Routine dental attendance is associated with better health outcomes, yet those from disadvantaged backgrounds are more likely to seek problem-driven, episodic care. The RETURN intervention, a brief behavioural intervention delivered by dental nurses in urgent care, was designed to support urgent care users to take up planned dental care. This study evaluates the cost-effectiveness of the RETURN intervention.
A cost-utility analysis was conducted alongside a randomised controlled trial. Resource use and health outcomes, measured in Quality-Adjusted Life Years (QALYs) derived from the EQ-5D-5L questionnaire, were evaluated at 12 and 18 months. The primary analysis used a cost-effectiveness threshold of £20 000 per QALY. Multiple imputation was used to account for missing data. Objectives also included providing an estimated incremental cost per improved Oral health impact profile (OHIP-14) point.
The intervention was found to be cost-effective with high confidence. At 12 months, intervention incremental cost was £18.83 with incremental Quality-Adjusted Life Year (QALY) gain of 0.014, and an incremental net health benefit (NHB) of 0.013 QALYs. The probability of cost-effectiveness was 90.5%. At 18 months, the incremental cost was £15.11 for a QALY gain of 0.009, and incremental NHB of 0.008 (probability of cost-effectiveness 70.9%). The findings were supported by complete case analysis, which showed probabilities of cost-effectiveness of 99.7% at 12 months and 98.5% at 18 months. Sub-group analysis gave the strongest evidence of cost-effectiveness in the most deprived populations.
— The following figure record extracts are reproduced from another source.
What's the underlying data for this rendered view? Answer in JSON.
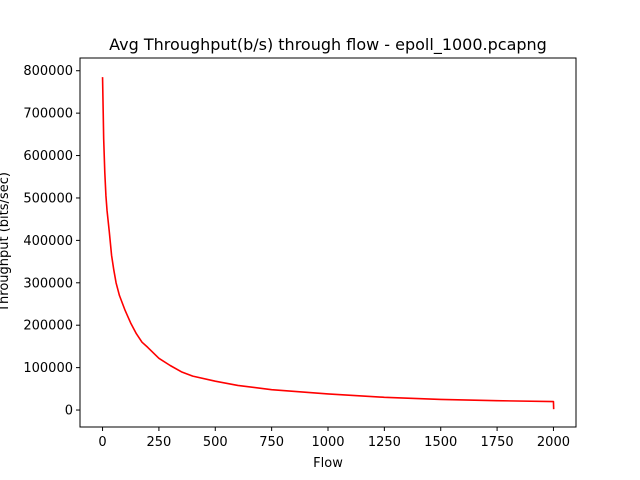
{
  "chart_data": {
    "type": "line",
    "title": "Avg Throughput(b/s) through flow - epoll_1000.pcapng",
    "xlabel": "Flow",
    "ylabel": "Throughput (bits/sec)",
    "xlim": [
      -100,
      2100
    ],
    "ylim": [
      -40000,
      830000
    ],
    "x_ticks": [
      0,
      250,
      500,
      750,
      1000,
      1250,
      1500,
      1750,
      2000
    ],
    "x_tick_labels": [
      "0",
      "250",
      "500",
      "750",
      "1000",
      "1250",
      "1500",
      "1750",
      "2000"
    ],
    "y_ticks": [
      0,
      100000,
      200000,
      300000,
      400000,
      500000,
      600000,
      700000,
      800000
    ],
    "y_tick_labels": [
      "0",
      "100000",
      "200000",
      "300000",
      "400000",
      "500000",
      "600000",
      "700000",
      "800000"
    ],
    "grid": false,
    "series": [
      {
        "color": "#ff0000",
        "x": [
          0,
          3,
          5,
          10,
          15,
          20,
          30,
          40,
          50,
          60,
          75,
          100,
          125,
          150,
          175,
          200,
          250,
          300,
          350,
          400,
          500,
          600,
          750,
          1000,
          1250,
          1500,
          1750,
          2000,
          2001
        ],
        "y": [
          785000,
          700000,
          640000,
          560000,
          505000,
          470000,
          420000,
          365000,
          330000,
          300000,
          270000,
          235000,
          205000,
          180000,
          160000,
          148000,
          122000,
          105000,
          90000,
          80000,
          68000,
          58000,
          48000,
          38000,
          30000,
          25000,
          22000,
          20000,
          2000
        ]
      }
    ]
  }
}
The RETURN intervention is highly likely to be a cost-effective use of National Health Service resources. Its impact appears particularly strong among those living in the most deprived areas, suggesting the potential to reduce inequalities in access to routine dental care.
The RETURN trial was registered at isrctn.com (ISRCTN84666712).

PMID:
42321975
Bibliographic data and abstract were imported from PubMed on 20 Jun 2026.